There has been no screaming anymore. He's been allowed to come downstairs! I saw him in the kitchen, though he wasn't cooking anything. He was sitting at the window, just staring at the wall of the apartment block opposite. I don't see what he can be seeing that would interest him.

But still, not one knows who he is. None of us talks to him. Because there are men around that we've never seen before, and it feels like they're keeping an eye on him, to make sure he doesn't make contact with us.

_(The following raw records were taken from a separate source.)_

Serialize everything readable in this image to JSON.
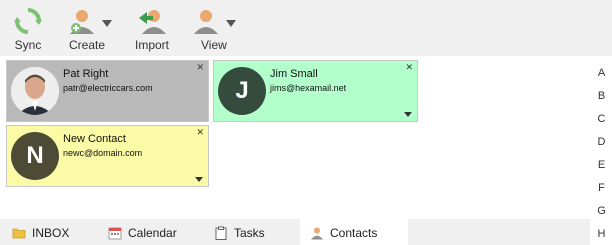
{
  "toolbar": {
    "sync": {
      "label": "Sync",
      "icon": "sync-icon"
    },
    "create": {
      "label": "Create",
      "icon": "add-contact-icon"
    },
    "import": {
      "label": "Import",
      "icon": "import-contact-icon"
    },
    "view": {
      "label": "View",
      "icon": "view-contact-icon"
    }
  },
  "contacts": [
    {
      "name": "Pat Right",
      "email": "patr@electriccars.com",
      "color": "#b9b9b9",
      "avatar": "photo"
    },
    {
      "name": "Jim Small",
      "email": "jims@hexamail.net",
      "color": "#b3ffcc",
      "avatar": "J",
      "avatar_color": "#344b3d"
    },
    {
      "name": "New Contact",
      "email": "newc@domain.com",
      "color": "#fbfba7",
      "avatar": "N",
      "avatar_color": "#4d4a36"
    }
  ],
  "card": {
    "close_glyph": "✕"
  },
  "alphabet": [
    "A",
    "B",
    "C",
    "D",
    "E",
    "F",
    "G",
    "H"
  ],
  "nav": [
    {
      "label": "INBOX",
      "icon": "folder-icon"
    },
    {
      "label": "Calendar",
      "icon": "calendar-icon"
    },
    {
      "label": "Tasks",
      "icon": "clipboard-icon"
    },
    {
      "label": "Contacts",
      "icon": "person-icon",
      "active": true
    }
  ]
}
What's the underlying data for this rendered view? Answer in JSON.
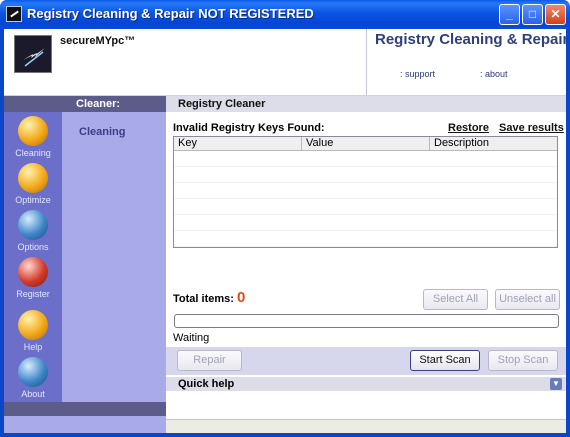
{
  "window": {
    "title": "Registry Cleaning & Repair NOT REGISTERED",
    "minimize_glyph": "_",
    "maximize_glyph": "□",
    "close_glyph": "✕"
  },
  "header": {
    "brand": "secureMYpc™",
    "title": "Registry Cleaning & Repair",
    "links": [
      ": support",
      ": about"
    ]
  },
  "nav": {
    "items": [
      {
        "label": "Cleaning",
        "icon": "broom-icon",
        "color": "#f2a818"
      },
      {
        "label": "Optimize",
        "icon": "wrench-icon",
        "color": "#f2a818"
      },
      {
        "label": "Options",
        "icon": "gear-icon",
        "color": "#3f86c8"
      },
      {
        "label": "Register",
        "icon": "document-icon",
        "color": "#d23a2a"
      },
      {
        "label": "Help",
        "icon": "lifebuoy-icon",
        "color": "#f2a818"
      },
      {
        "label": "About",
        "icon": "info-icon",
        "color": "#3f86c8"
      }
    ]
  },
  "submenu": {
    "header": "Cleaner:",
    "items": [
      "Cleaning"
    ]
  },
  "main": {
    "header": "Registry Cleaner",
    "keys_label": "Invalid Registry Keys Found:",
    "restore_link": "Restore",
    "save_link": "Save results",
    "columns": [
      "Key",
      "Value",
      "Description"
    ],
    "rows": [],
    "total_label": "Total items:",
    "total_value": "0",
    "select_all": "Select All",
    "unselect_all": "Unselect all",
    "progress_fraction": 0,
    "status": "Waiting",
    "repair": "Repair",
    "start_scan": "Start Scan",
    "stop_scan": "Stop Scan",
    "quick_help": "Quick help"
  }
}
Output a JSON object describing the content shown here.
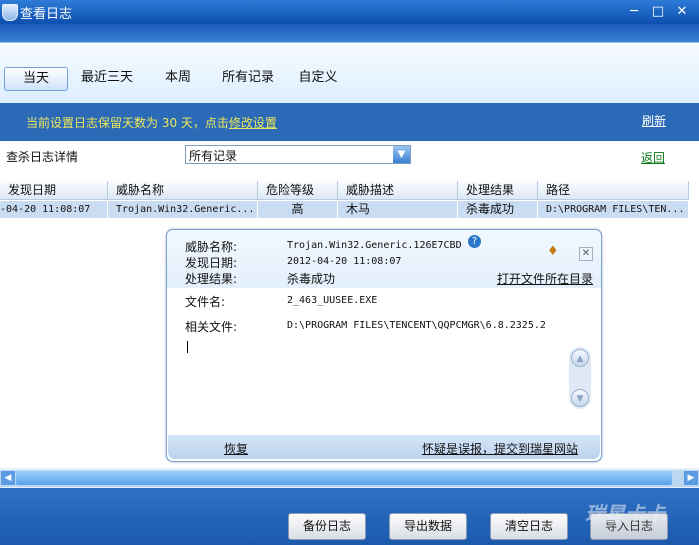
{
  "window": {
    "title": "查看日志",
    "icon": "shield-icon",
    "controls": [
      "minimize-icon",
      "maximize-icon",
      "close-icon"
    ]
  },
  "tabs": [
    {
      "label": "当天",
      "active": true
    },
    {
      "label": "最近三天"
    },
    {
      "label": "本周"
    },
    {
      "label": "所有记录"
    },
    {
      "label": "自定义"
    }
  ],
  "info": {
    "prefix": "当前设置日志保留天数为 30 天，点击",
    "link": "修改设置",
    "refresh": "刷新"
  },
  "filter": {
    "label": "查杀日志详情",
    "selected": "所有记录",
    "back": "返回"
  },
  "table": {
    "headers": [
      "发现日期",
      "威胁名称",
      "危险等级",
      "威胁描述",
      "处理结果",
      "路径"
    ],
    "rows": [
      [
        "-04-20 11:08:07",
        "Trojan.Win32.Generic...",
        "高",
        "木马",
        "杀毒成功",
        "D:\\PROGRAM FILES\\TEN..."
      ]
    ]
  },
  "detail": {
    "threat_name_label": "威胁名称:",
    "threat_name": "Trojan.Win32.Generic.126E7CBD",
    "date_label": "发现日期:",
    "date": "2012-04-20  11:08:07",
    "result_label": "处理结果:",
    "result": "杀毒成功",
    "open_location": "打开文件所在目录",
    "file_label": "文件名:",
    "file": "2_463_UUSEE.EXE",
    "related_label": "相关文件:",
    "related": "D:\\PROGRAM FILES\\TENCENT\\QQPCMGR\\6.8.2325.2",
    "restore": "恢复",
    "report": "怀疑是误报，提交到瑞星网站"
  },
  "buttons": {
    "backup": "备份日志",
    "export": "导出数据",
    "clear": "清空日志",
    "import": "导入日志"
  },
  "watermark": "瑞星卡卡"
}
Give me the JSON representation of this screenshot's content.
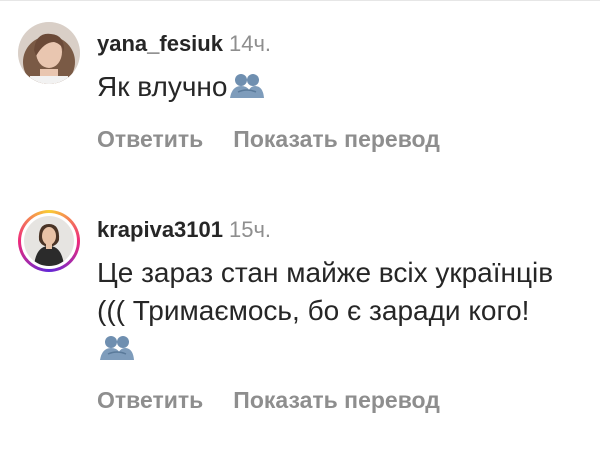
{
  "comments": [
    {
      "username": "yana_fesiuk",
      "time": "14ч.",
      "text": "Як влучно",
      "emoji": "people-hugging",
      "reply_label": "Ответить",
      "translate_label": "Показать перевод"
    },
    {
      "username": "krapiva3101",
      "time": "15ч.",
      "text": "Це зараз стан майже всіх українців ((( Тримаємось, бо є заради кого!",
      "emoji": "people-hugging",
      "reply_label": "Ответить",
      "translate_label": "Показать перевод"
    }
  ],
  "colors": {
    "text": "#262626",
    "muted": "#8e8e8e",
    "emoji": "#6f8fb0"
  }
}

I've talked to him! I know his name now.

It's Harry. He told me. And I was right about his voice. He's in the middle of a voice break. I distinctly heard it when he told me his name.

I talked to him, because it appears he's on a hunger strike (he told another girl). He worries me a little, because he's so thin and small and weak. So I tried to convince him to eat something I'd made for myself, but he refused categorically. His green eyes behind his glasses had such an obstinate look, a thousand times worse than Bella when she's defending her favourite drug, that I didn't attempt any further persuasion.

But there's only so long one can keep on a hunger strike. And he didn't tell me why he's doing it. The strange men are still around, and one came into the kitchen at that point. I had to leave Harry behind.


It's Aoiika talking again now ;)

Oh God, I have to study for finals, but I couldn't keep myself from writing this piece. I hope it's worth the effort :)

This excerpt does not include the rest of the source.